There are healthy and unhealthy ways your body responds to stress. Below are just a few of the more common responses.
Unhealthy Stress Response
- Over eating, Clench/grind teeth, Exaggerated actions
- Release of cortisol, Adrenaline rush, Intense crying
- Skin Rash, High blood pressure, Impaired immune system
- Memory loss, Pessimism, Decreased concentration
- Depression, Anxiety, Anger
Healthy Stress Response
- Assertiveness, Time management, Prioritization
- Normal sex drive, Homeostasis, Balanced thyroid production
- Energy, Healthy digestive system, Overall feeling of wellbeing
- Cognitive reframe, Optimism, Ability to focus
Your stress response is controlled by your interpretation of the perceived stress (threat). Two people can be experiencing the exact same situation and based on their perception and interpretation can have two totally different responses.

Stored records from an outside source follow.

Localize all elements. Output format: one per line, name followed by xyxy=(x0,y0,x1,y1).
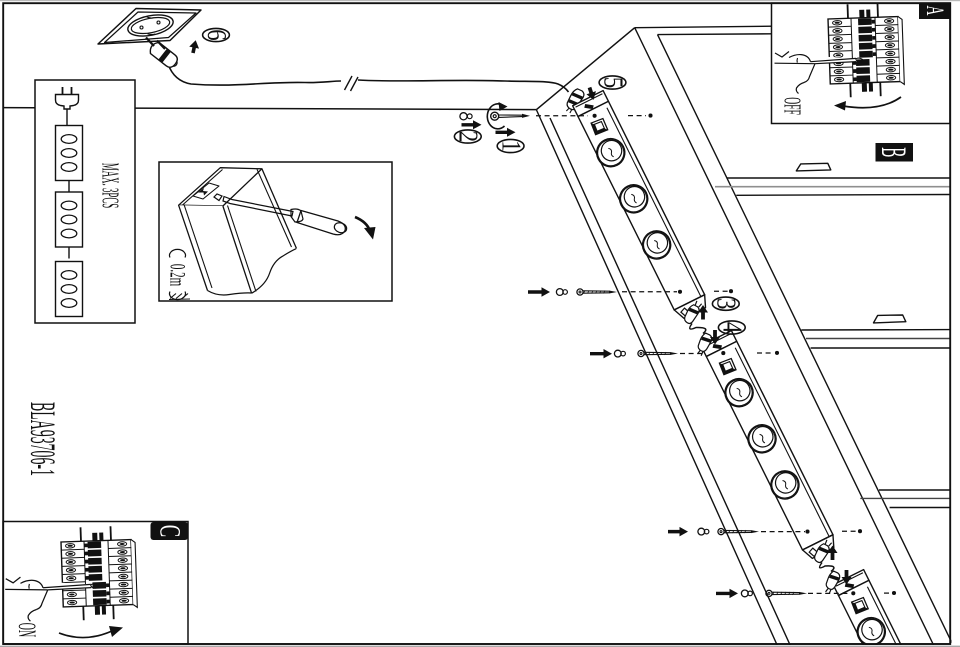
svg-text:B: B xyxy=(874,147,914,157)
svg-text:BLA93706-1: BLA93706-1 xyxy=(23,402,63,476)
svg-text:1: 1 xyxy=(496,140,525,151)
svg-text:4: 4 xyxy=(717,322,746,334)
svg-text:MAX. 3PCS: MAX. 3PCS xyxy=(97,163,124,208)
svg-text:5: 5 xyxy=(598,77,627,88)
svg-text:0.2m: 0.2m xyxy=(165,264,189,287)
svg-text:A: A xyxy=(921,6,948,16)
svg-text:OFF: OFF xyxy=(779,97,805,115)
svg-text:6: 6 xyxy=(201,29,230,40)
svg-text:2: 2 xyxy=(453,131,482,142)
svg-text:C: C xyxy=(153,525,185,537)
svg-text:3: 3 xyxy=(711,298,740,309)
svg-text:ON: ON xyxy=(12,623,40,638)
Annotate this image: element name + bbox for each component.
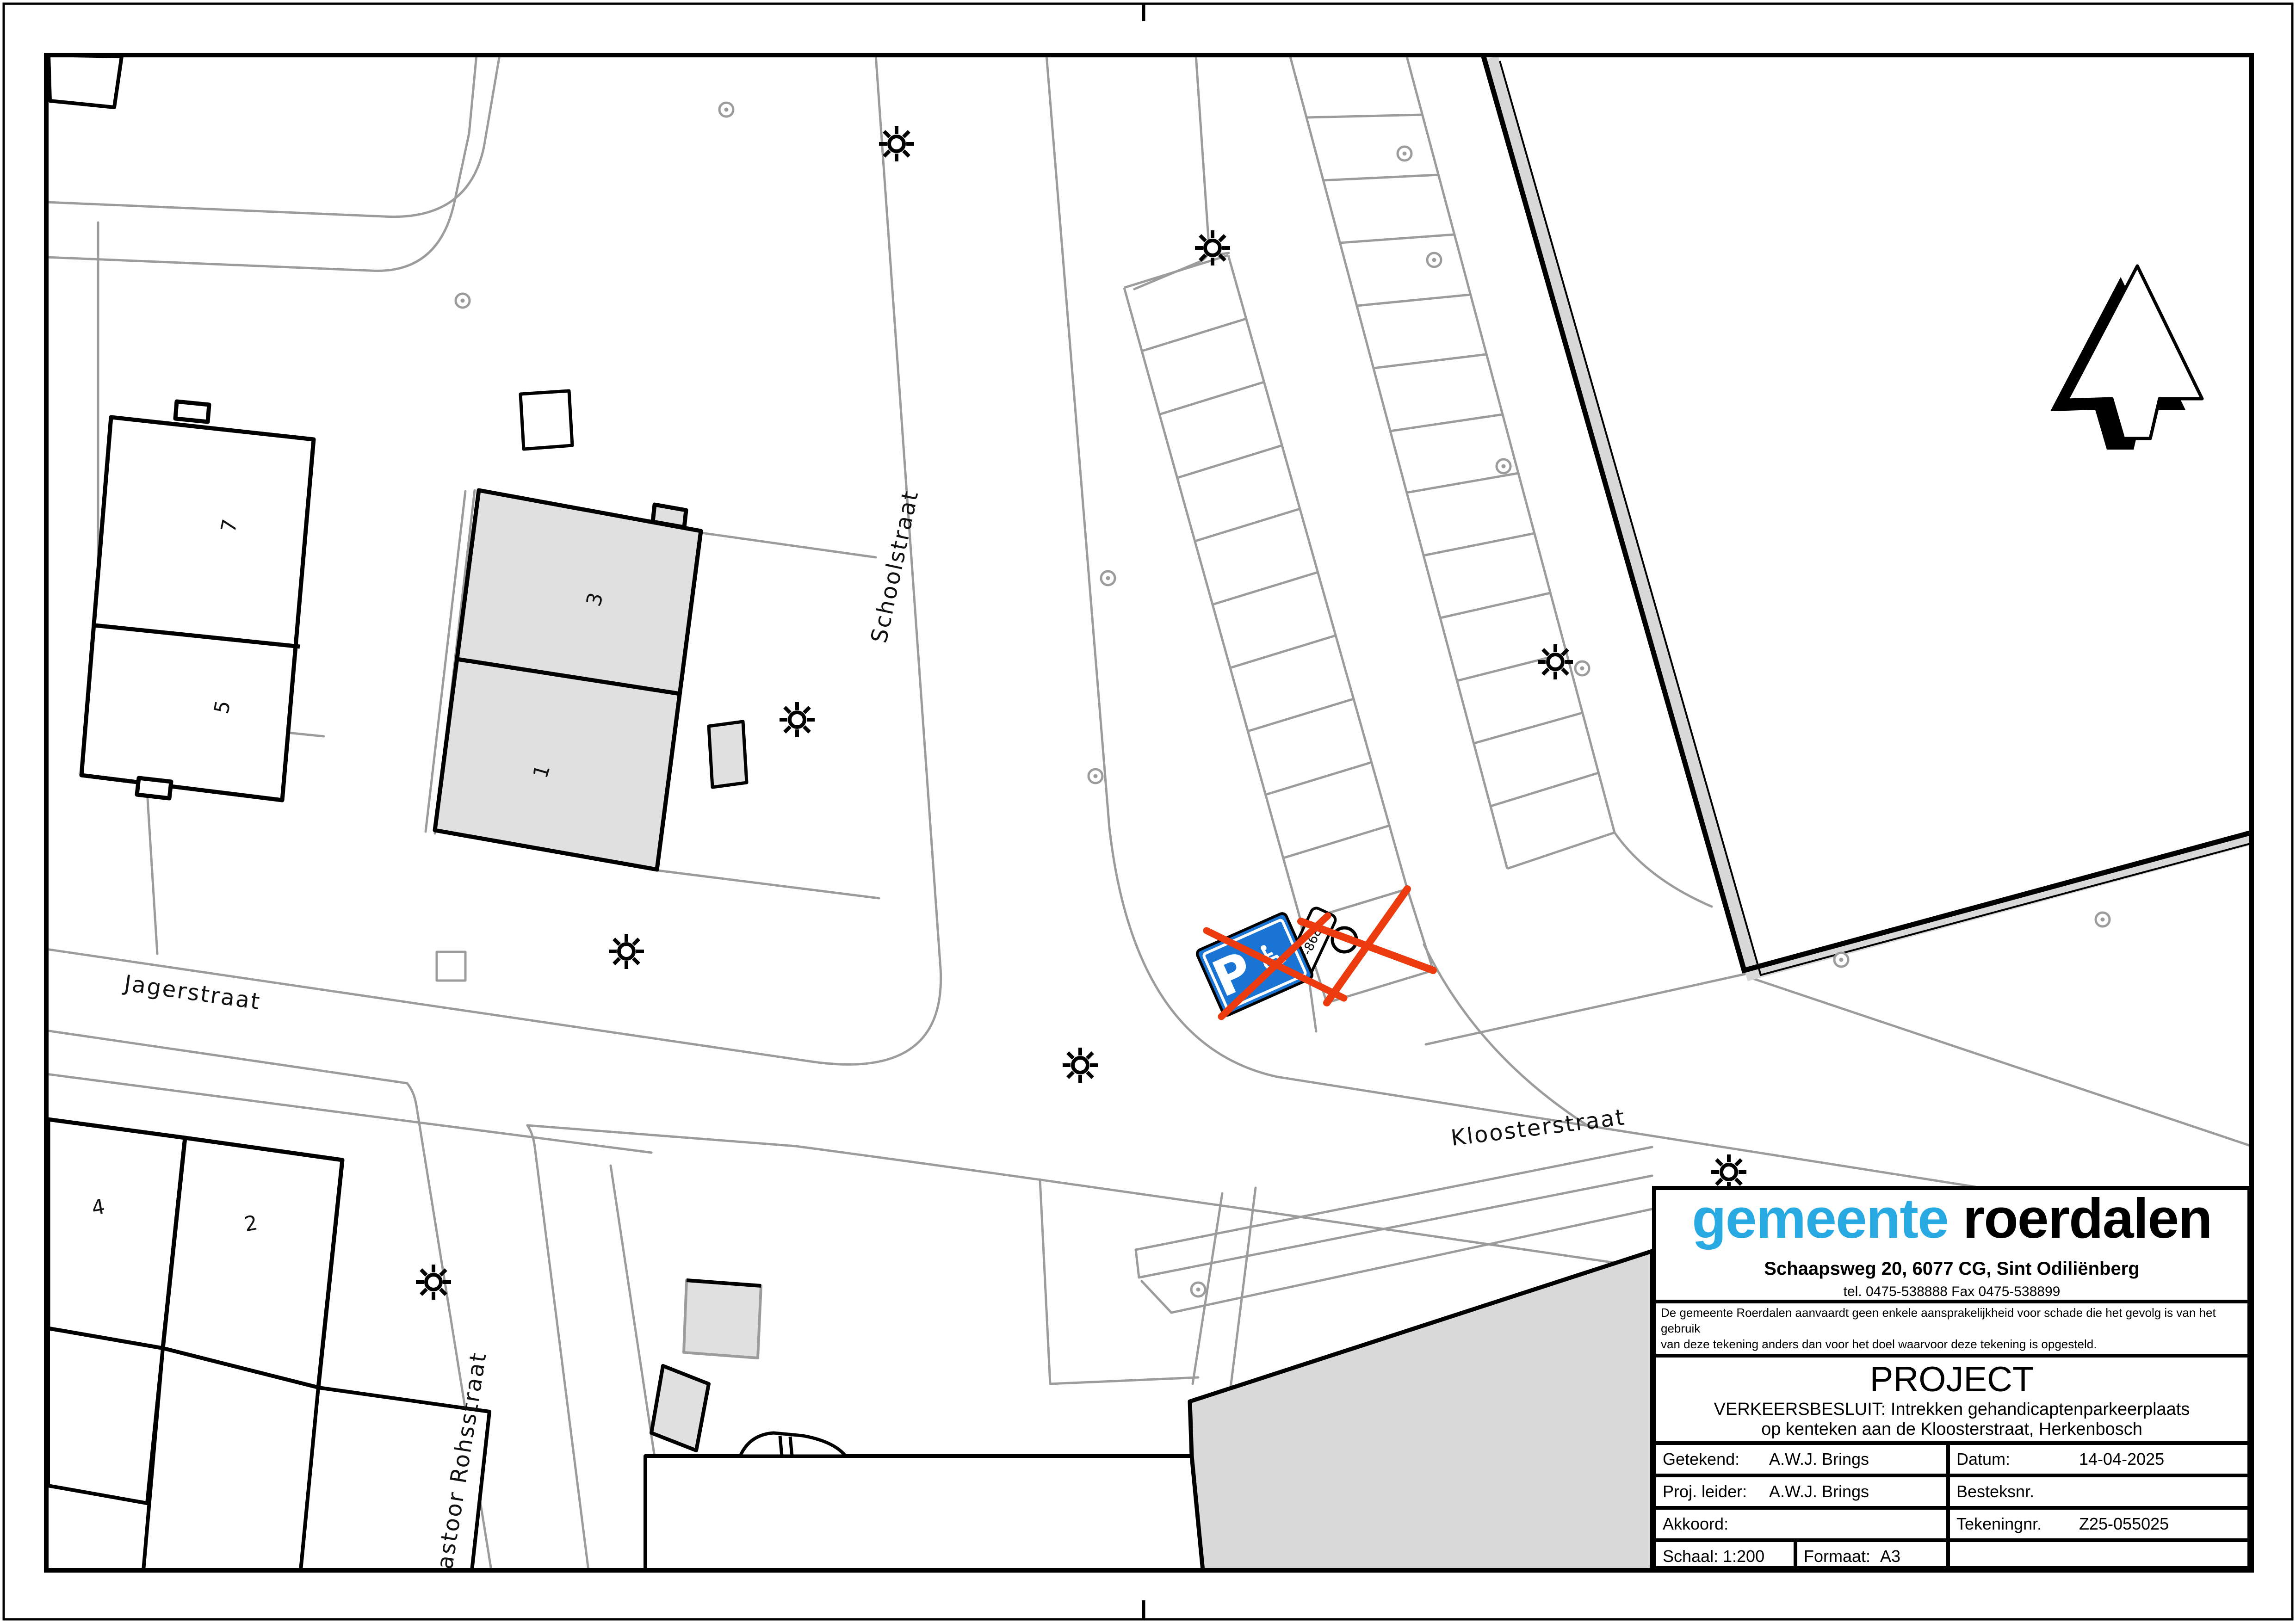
schaal-cell: Schaal: 1:200 [1656, 1542, 1794, 1571]
logo-text-roerdalen: roerdalen [1948, 1187, 2212, 1250]
row-projleider-besteksnr: Proj. leider: A.W.J. Brings Besteksnr. [1656, 1474, 2247, 1506]
project-section: PROJECT VERKEERSBESLUIT: Intrekken gehan… [1656, 1358, 2247, 1441]
getekend-cell: Getekend: A.W.J. Brings [1656, 1445, 1946, 1474]
project-description-line-1: VERKEERSBESLUIT: Intrekken gehandicapten… [1714, 1400, 2190, 1419]
building-7-5 [81, 401, 314, 800]
disclaimer-line-2: van deze tekening anders dan voor het do… [1661, 1337, 2243, 1352]
formaat-value: A3 [1880, 1547, 1900, 1566]
tree-icon [1089, 769, 1102, 783]
phone-fax-line: tel. 0475-538888 Fax 0475-538899 [1844, 1284, 2061, 1300]
tree-icon [2096, 913, 2110, 926]
tekeningnr-label: Tekeningnr. [1956, 1514, 2079, 1534]
logo-text-gemeente: gemeente [1692, 1187, 1948, 1250]
tree-icon [456, 294, 470, 308]
tree-icon [1398, 147, 1411, 160]
building-3-1 [435, 490, 701, 870]
project-heading: PROJECT [1870, 1359, 2034, 1400]
akkoord-label: Akkoord: [1663, 1514, 1769, 1534]
formaat-cell: Formaat: A3 [1794, 1542, 1946, 1571]
street-light-icon [416, 1265, 451, 1300]
building-topleft-clipped [49, 55, 122, 107]
title-block-header: gemeente roerdalen Schaapsweg 20, 6077 C… [1656, 1190, 2247, 1300]
schaal-label: Schaal: [1663, 1547, 1723, 1566]
akkoord-cell: Akkoord: [1656, 1510, 1946, 1538]
tekeningnr-value: Z25-055025 [2079, 1514, 2169, 1534]
getekend-value: A.W.J. Brings [1769, 1450, 1869, 1469]
tekeningnr-cell: Tekeningnr. Z25-055025 [1946, 1510, 2247, 1538]
tree-icon [1427, 253, 1441, 267]
drawing-page: 7 5 3 1 4 2 Schoolstraat Jagerstraat Klo… [0, 0, 2296, 1623]
besteksnr-cell: Besteksnr. [1946, 1477, 2247, 1506]
street-light-icon [1063, 1048, 1098, 1083]
street-light-icon [1711, 1154, 1746, 1190]
tree-icon [1834, 953, 1848, 967]
proj-leider-cell: Proj. leider: A.W.J. Brings [1656, 1477, 1946, 1506]
row-schaal-formaat: Schaal: 1:200 Formaat: A3 [1656, 1538, 2247, 1571]
schaal-value: 1:200 [1723, 1547, 1764, 1566]
outbuilding-gray [709, 722, 747, 787]
disclaimer-line-1: De gemeente Roerdalen aanvaardt geen enk… [1661, 1305, 2243, 1337]
street-light-icon [780, 702, 815, 737]
project-description-line-2: op kenteken aan de Kloosterstraat, Herke… [1761, 1419, 2142, 1439]
tree-icon [719, 103, 733, 117]
tree-icon [1497, 459, 1510, 473]
gemeente-roerdalen-logo: gemeente roerdalen [1692, 1190, 2211, 1247]
tree-icon [1191, 1283, 1205, 1296]
datum-label: Datum: [1956, 1450, 2079, 1469]
garage-white [520, 391, 572, 449]
street-light-icon [1195, 230, 1230, 265]
street-light-icon [609, 934, 644, 969]
proj-leider-label: Proj. leider: [1663, 1482, 1769, 1501]
row-getekend-datum: Getekend: A.W.J. Brings Datum: 14-04-202… [1656, 1441, 2247, 1474]
besteksnr-label: Besteksnr. [1956, 1482, 2079, 1501]
datum-value: 14-04-2025 [2079, 1450, 2164, 1469]
row-akkoord-tekeningnr: Akkoord: Tekeningnr. Z25-055025 [1656, 1506, 2247, 1538]
tree-icon [1101, 571, 1115, 585]
title-block: gemeente roerdalen Schaapsweg 20, 6077 C… [1652, 1186, 2252, 1570]
address-line: Schaapsweg 20, 6077 CG, Sint Odiliënberg [1764, 1259, 2139, 1279]
street-light-icon [879, 126, 914, 161]
tree-icon [1575, 661, 1589, 675]
datum-cell: Datum: 14-04-2025 [1946, 1445, 2247, 1474]
proj-leider-value: A.W.J. Brings [1769, 1482, 1869, 1501]
empty-cell [1946, 1542, 2247, 1571]
formaat-label: Formaat: [1804, 1547, 1880, 1566]
getekend-label: Getekend: [1663, 1450, 1769, 1469]
street-light-icon [1538, 644, 1573, 679]
disclaimer: De gemeente Roerdalen aanvaardt geen enk… [1656, 1300, 2247, 1358]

One person can actually have an unhealthy response that can linger for hours after the event or situation passes, causing them to miss opportunities and often speeding up the stress cycle, getting to stress threshold quickly. The other person could have a completely healthy response and be prepared for the next possible stress producer immediately, allowing them to maximize every opportunity presented to them.
The first step in controlling your stress response is to increase your awareness of your current response cycle. Document everything from the behavioral to emotional. Your goal is to interrupt your current pattern of response and you can’t do that if you don’t know what it is. It’s your choice on how you interpret a stress producer, choose wisely.